Similarly, when it backed Leave during the 2016 Brexit referendum, the DUP was out of step with the majority of voters in the north. And despite being on the winning side of that vote in the wider UK, it’s still unhappy with the result. Worse still from a DUP point of view, popular opinion indicates an increase in support for a United Ireland as a result of Brexit.

Sinn Féin constantly gaining ground

When the Northern Ireland Executive collapsed in January 2017, it further created shaky ground for the DUP. The collapse came from the DUP’s Arlene Foster refusing to step aside as first minister pending an investigation into the Renewable Heat Incentive (RHI) financial scandal.

Foster’s refusal forced Sinn Féin’s Martin McGuinness to resign as deputy first minister. The elections that followed led to Sinn Féin closing the gap on the DUP in the north’s Assembly.

Attempts to restore it in 2018 appeared to collapse when the DUP got cold feet on committing to an Irish language Act. This act would have protected the development of the Irish language.

Then, on 22 May, a LucidTalk poll predicted Sinn Féin would win the next Assembly elections. This would mean Sinn Féin, or any other Irish republican party for that matter, holding the first minister position for the first time in the north’s history. And while that would clearly be a democratic decision, it seems the DUP may not accept that either.

Marching season approaching

All of this is happening as we approach the summer. Followers of politics in the north will know that means marching season. A season when the unionist Orange Order marches through towns and cities in the north. A number of these marches lead to violence and intimidation of local Catholics.

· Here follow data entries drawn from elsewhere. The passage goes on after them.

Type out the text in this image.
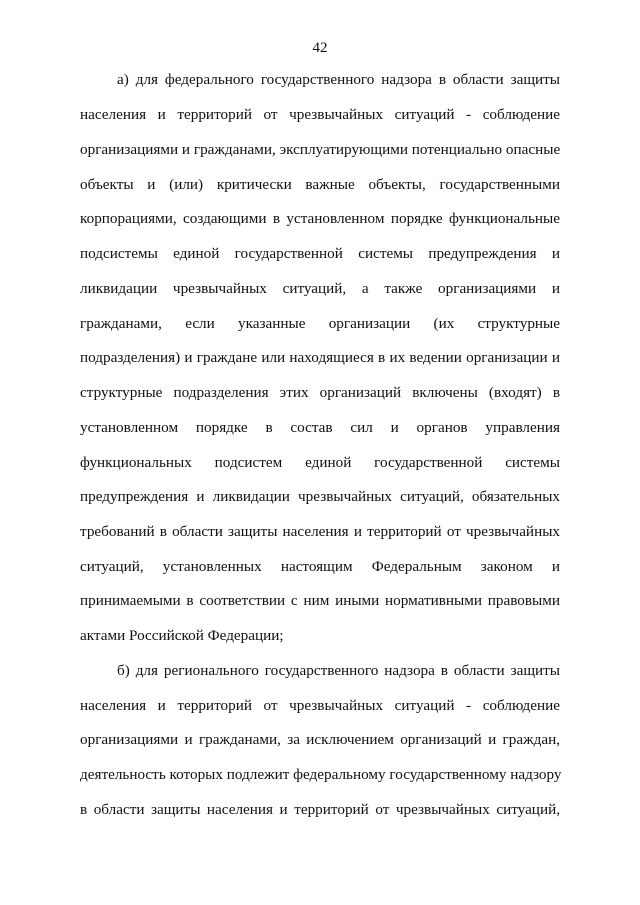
42
а) для федерального государственного надзора в области защиты
населения и территорий от чрезвычайных ситуаций - соблюдение
организациями и гражданами, эксплуатирующими потенциально опасные
объекты и (или) критически важные объекты, государственными
корпорациями, создающими в установленном порядке функциональные
подсистемы единой государственной системы предупреждения и
ликвидации чрезвычайных ситуаций, а также организациями и
гражданами, если указанные организации (их структурные
подразделения) и граждане или находящиеся в их ведении организации и
структурные подразделения этих организаций включены (входят) в
установленном порядке в состав сил и органов управления
функциональных подсистем единой государственной системы
предупреждения и ликвидации чрезвычайных ситуаций, обязательных
требований в области защиты населения и территорий от чрезвычайных
ситуаций, установленных настоящим Федеральным законом и
принимаемыми в соответствии с ним иными нормативными правовыми
актами Российской Федерации;
б) для регионального государственного надзора в области защиты
населения и территорий от чрезвычайных ситуаций - соблюдение
организациями и гражданами, за исключением организаций и граждан,
деятельность которых подлежит федеральному государственному надзору
в области защиты населения и территорий от чрезвычайных ситуаций,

And as the reality of the post-Brexit NIP dawns, the sinister face of unionism re-emerges. In what can only be described as a bizarre appearance at a Northern Ireland select committee, a representative of loyalist paramilitaries threatened a return to violence should the NIP remain in place.

And while this is in keeping with the loyalists’ March announcement to withdraw from the GFA, it sets a dark tone for the summer ahead. Because just as increased loyalist violence followed Belfast City Council’s controversial vote to limit the flying of the union flag in December 2012, the same could happen this year too.

A failed and dangerous strategy

So with this in mind, Poots’ hardline position makes little sense. Not least because there doesn’t appear to be a workable alternative to the NIP. But also because the DUP’s priority is to:

maintain and enhance Northern Ireland’s constitutional position within the United Kingdom

Yet the hardline position has had the opposite effect. If the DUP wishes to self-destruct then so be it. Not too many this side of the political divide will mourn that. But if it faced up to the north’s weakening position within the UK, then that could prevent us mourning something much more serious. It’s time the DUP woke up to that.